The reference folder contains the original summary in the file "reference.txt" and a sentence-segmented version in the file "reference-segmented.txt". Every line in a "reference-segmented.txt" file contains one sentence. For every line (i.e. sentence) in "reference-segmented.txt" source web pages have been retrieved. The URLs of the web pages can be found in the "sentence_x_urls.txt" files where x indicates the sentence index. The first sentence index in "reference-segmented.txt" has index 0. The first line in "sentence_x_urls.txt" contains the sentence text and the following lines contain one URL per line.
Summaries, sentence-segmented summaries, and the URL lists for individual sentences can be found in the file auto-hMDS reference.zip.
The input folder contains the input documents which have to be summarized (see next section for more information). The input files have the pattern "sentence_x_y.*" where x indicates the sentences id and y indicates the link id. Note that neither the sentences ids nor the link ids have to be consecutively numbered. Links were skipped if a web pages was not retrievable. Sentences where skipped if all links of a sentence were not retrievable.
We provide 2 versions of every input document. *.html files contain the HTML code of the retrieved web page. *.html.ke.txt files contain all visible content of the web pages. The visible content has been extracted with the Boilerpipe Keep Everything boilerplate removal tool and does not contain HTML tags anymore. The structure of the topic folders is illustrated below.
- 96_165707958_Argon
-input
- collected_sentence_ids.txt
- sentence_1_1.html
- sentence_1_1.html.ke.txt
- sentence_2_1.html
- sentence_2_1.html.ke.txt
- ...
-reference
- reference.txt
- reference-segmented.txt
- sentence_0_urls.txt
- sentence_1_urls.txt
- sentence_2_urls.txt
- ...
Obtaining the Full Corpus
We are not allowed to share the corpus via Github due to copyright reasons. Hence, the file "auto-hMDS reference.zip" only contains the references (i.e., summaries) for the topics and not the downloaded web pages. To mitigate this issue, we include in every input folder a file named "collected_sentence_ids.txt" which contains a list of links of the web pages which have been included in the corpus.
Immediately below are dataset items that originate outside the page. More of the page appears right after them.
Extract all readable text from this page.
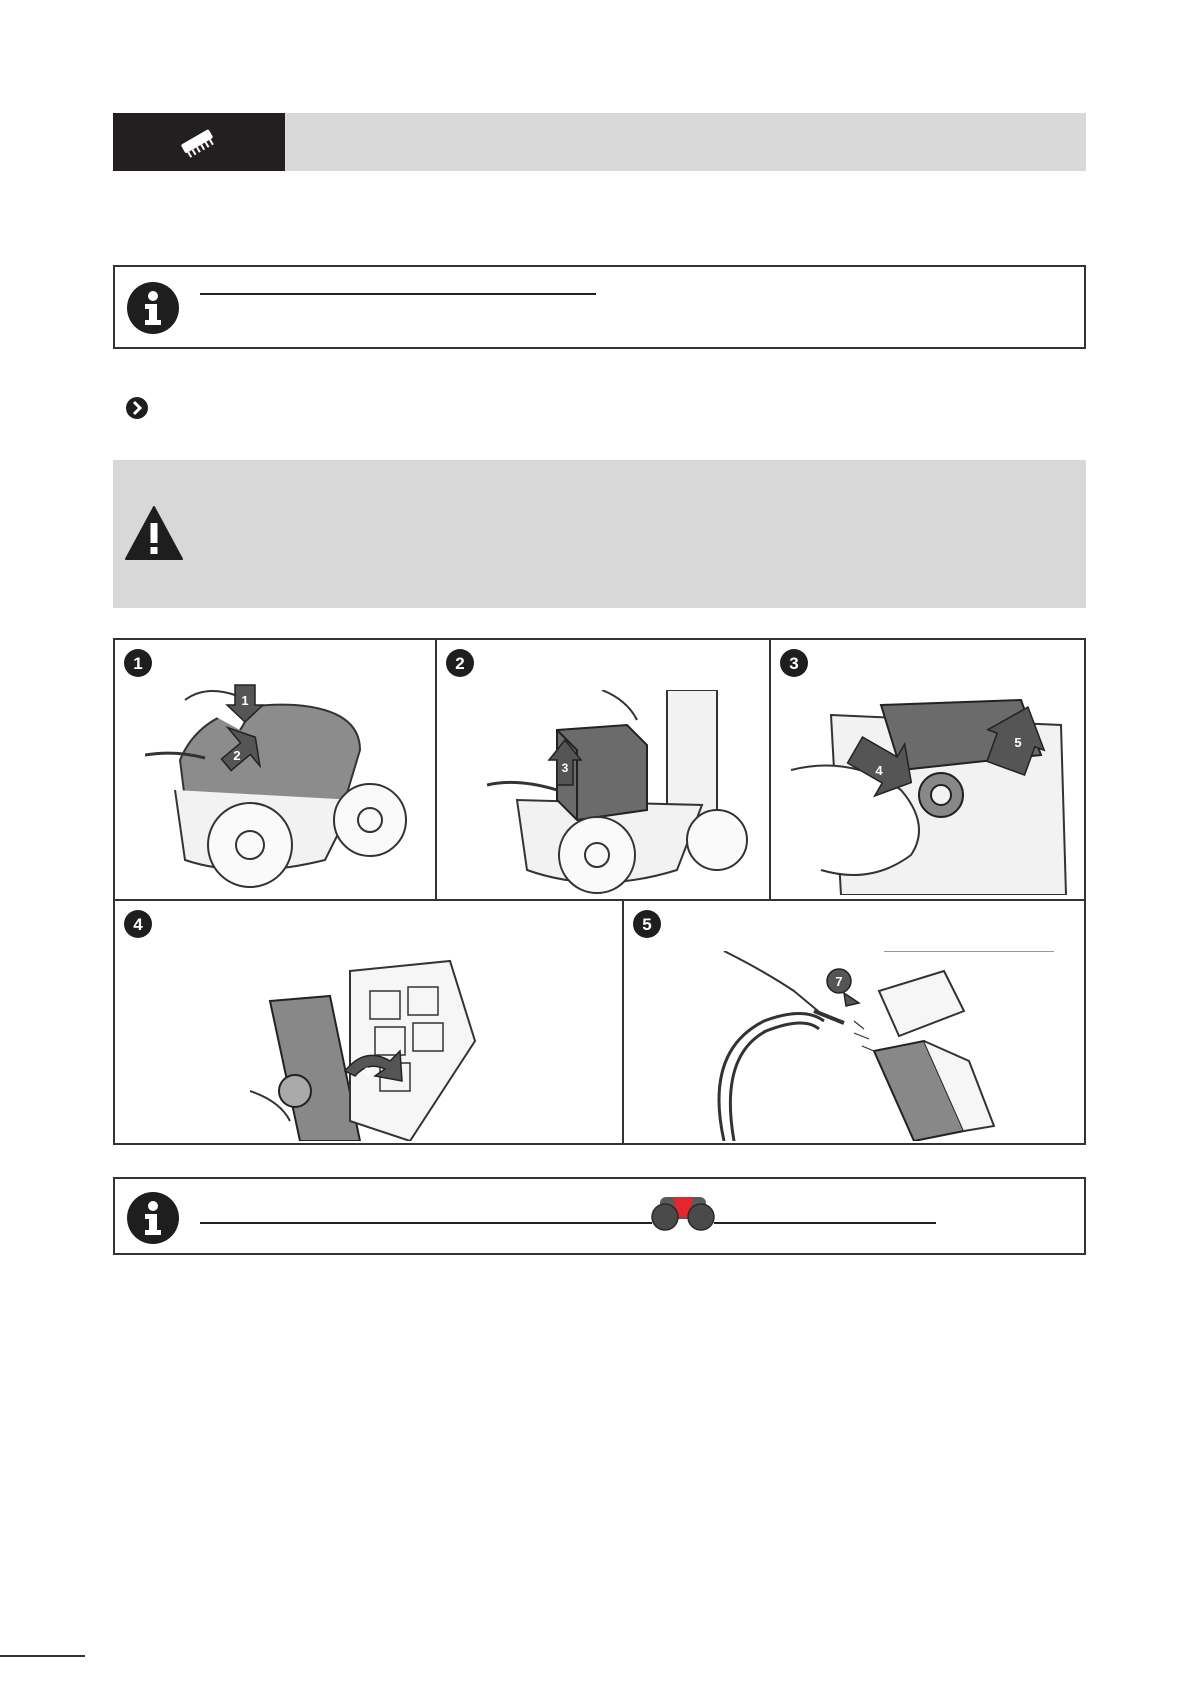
1
1
2
2
3
3
4
5
4
6
5
7
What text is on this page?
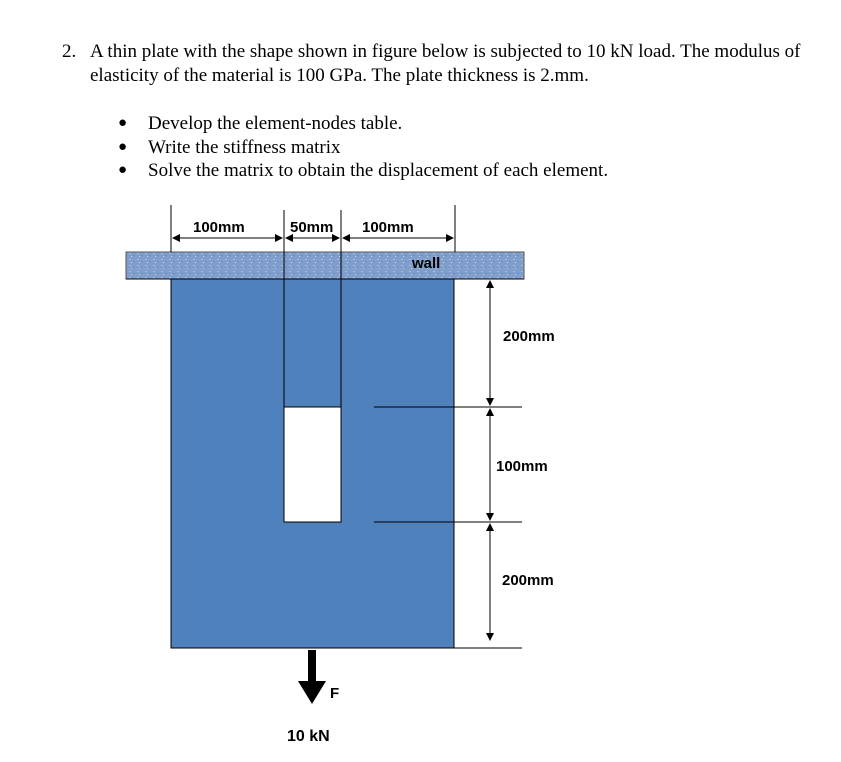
2. A thin plate with the shape shown in figure below is subjected to 10 kN load. The modulus of elasticity of the material is 100 GPa. The plate thickness is 2.mm.
● Develop the element-nodes table.
● Write the stiffness matrix
● Solve the matrix to obtain the displacement of each element.
wall
100mm	50mm 100mm
200mm
100mm
200mm
F
10 kN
The web pages can be downloaded with the provided script in the file "InputDownloadScript.java". To download the web pages, the cromedriver.exe from Selenium (https://www.seleniumhq.org/) is required. The cromedriver.exe can be downloaded here: http://chromedriver.chromium.org/downloads and has to be stored in the /res folder of the Java project. Unfortunately, we found that some web pages are no longer available which means that the quality of the corpus created with the Java script might suffer.